Keeping to daily meal and bed times allows the body physiology to prepare all the necessary digestive juices and sleepy hormones that are essential for you to digest your food and do things like fall asleep. If you keep to these times the body will begin to produce the necessary ingredients in anticipation of the meal it is expecting to receive or the rest it is expecting to get. The effects of not having this daily rhythm is most dramatically seen in young children because they quite literally begin to fall apart at the seams, but even as adults we can often feel how much more at ease and well we feel in our own skin when we are able to keep to a good daily routine.
When people are out of sorts, stressed or suffering with some sort of disease; it sometimes affects their ability to hold a good rhythm when for example walking or cycling. A child that is either cycling full steam like a crazy person, or crashed out unable to move; their body finds it difficult to run on a steady gentle pace because of an internal imbalance in the fight, flight and fright part of the nervous system. In these situations having a strong daily rhythm (as discussed above) can be very helpful in normalising the activity in the nervous system and the adrenals. This combined with regular gentle rhythmic exercise often produces good results.
Finally having a daily exercise, yoga and/or meditation practice can also be very beneficial in different ways. The discipline and self determination involved in sticking to your daily practice is itself a good and helpful quality to develop.
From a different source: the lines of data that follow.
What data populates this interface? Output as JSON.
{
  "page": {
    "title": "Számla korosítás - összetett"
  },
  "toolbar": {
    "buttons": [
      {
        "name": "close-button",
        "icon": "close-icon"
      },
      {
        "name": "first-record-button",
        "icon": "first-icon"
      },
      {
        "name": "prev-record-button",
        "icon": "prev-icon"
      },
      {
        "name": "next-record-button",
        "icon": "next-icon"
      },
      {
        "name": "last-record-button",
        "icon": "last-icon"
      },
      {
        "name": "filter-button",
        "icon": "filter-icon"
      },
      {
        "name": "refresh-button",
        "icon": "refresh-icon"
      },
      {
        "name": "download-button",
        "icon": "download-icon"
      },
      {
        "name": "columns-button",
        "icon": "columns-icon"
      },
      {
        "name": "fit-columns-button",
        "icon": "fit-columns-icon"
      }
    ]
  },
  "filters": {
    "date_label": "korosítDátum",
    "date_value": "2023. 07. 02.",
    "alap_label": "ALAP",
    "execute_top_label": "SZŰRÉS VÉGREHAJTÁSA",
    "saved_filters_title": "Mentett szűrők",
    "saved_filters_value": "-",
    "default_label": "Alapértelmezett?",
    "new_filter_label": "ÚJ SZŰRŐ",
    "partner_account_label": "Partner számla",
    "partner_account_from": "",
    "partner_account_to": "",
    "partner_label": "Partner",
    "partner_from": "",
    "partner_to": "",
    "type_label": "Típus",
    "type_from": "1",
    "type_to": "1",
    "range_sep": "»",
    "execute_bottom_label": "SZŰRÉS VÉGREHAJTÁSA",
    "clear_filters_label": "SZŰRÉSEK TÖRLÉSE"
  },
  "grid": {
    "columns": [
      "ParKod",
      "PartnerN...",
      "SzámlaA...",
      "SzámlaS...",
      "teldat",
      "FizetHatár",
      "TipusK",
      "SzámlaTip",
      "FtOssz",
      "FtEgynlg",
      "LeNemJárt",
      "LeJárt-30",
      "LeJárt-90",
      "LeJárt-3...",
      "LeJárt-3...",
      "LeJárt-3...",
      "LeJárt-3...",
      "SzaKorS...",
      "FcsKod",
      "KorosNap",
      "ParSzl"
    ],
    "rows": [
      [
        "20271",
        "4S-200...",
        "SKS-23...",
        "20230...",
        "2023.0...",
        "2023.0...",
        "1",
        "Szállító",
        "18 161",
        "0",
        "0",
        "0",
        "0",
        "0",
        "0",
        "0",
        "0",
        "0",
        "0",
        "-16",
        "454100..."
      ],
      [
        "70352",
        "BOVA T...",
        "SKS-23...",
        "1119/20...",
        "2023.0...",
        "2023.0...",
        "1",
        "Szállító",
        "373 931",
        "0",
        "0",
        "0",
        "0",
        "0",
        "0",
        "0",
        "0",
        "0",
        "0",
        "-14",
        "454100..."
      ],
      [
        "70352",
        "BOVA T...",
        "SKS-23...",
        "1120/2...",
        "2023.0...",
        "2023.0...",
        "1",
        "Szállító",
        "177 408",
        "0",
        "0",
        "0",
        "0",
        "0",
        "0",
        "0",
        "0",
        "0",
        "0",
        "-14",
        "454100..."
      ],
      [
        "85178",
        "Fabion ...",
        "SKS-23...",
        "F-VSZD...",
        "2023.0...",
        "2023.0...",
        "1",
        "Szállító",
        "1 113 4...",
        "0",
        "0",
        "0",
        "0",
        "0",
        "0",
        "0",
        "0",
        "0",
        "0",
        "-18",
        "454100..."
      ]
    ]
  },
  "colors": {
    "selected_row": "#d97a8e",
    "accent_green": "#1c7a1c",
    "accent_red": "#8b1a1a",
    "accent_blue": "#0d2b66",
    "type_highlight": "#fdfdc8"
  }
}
Added to that you have the benefit of practicing regularly; We are generating tension and turmoil on a daily basis, so unless you keep on top of it on a daily basis, things will inevitably build up.
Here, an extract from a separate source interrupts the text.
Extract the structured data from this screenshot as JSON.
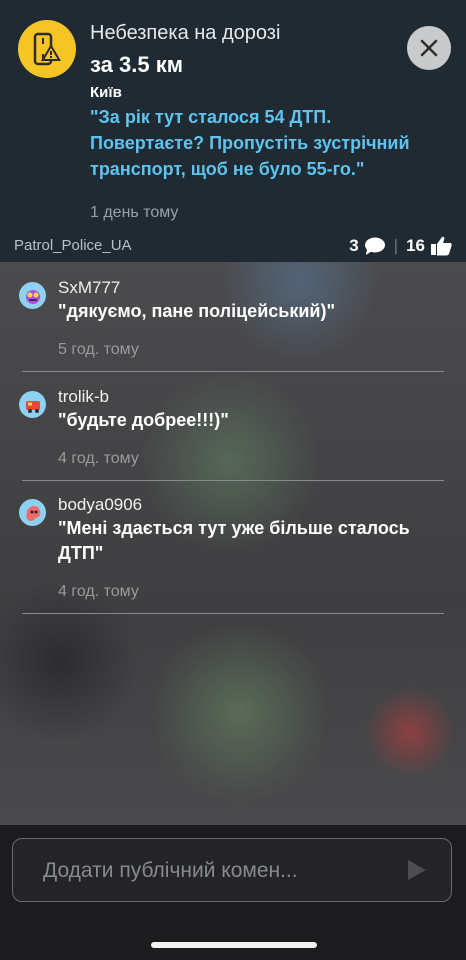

Sometimes through laziness and indulgence, perhaps through negative connotations to things being imposed on us as children, or the sheer pace of our over stimulated modern lives, I don’t know; but people do sometimes have an aversion to what I think of as a good strong daily rhythm and routine. All I can say is that I definitely feel better in myself when I have that routine, and it is very clear to see in my children and some patients when it goes a mis.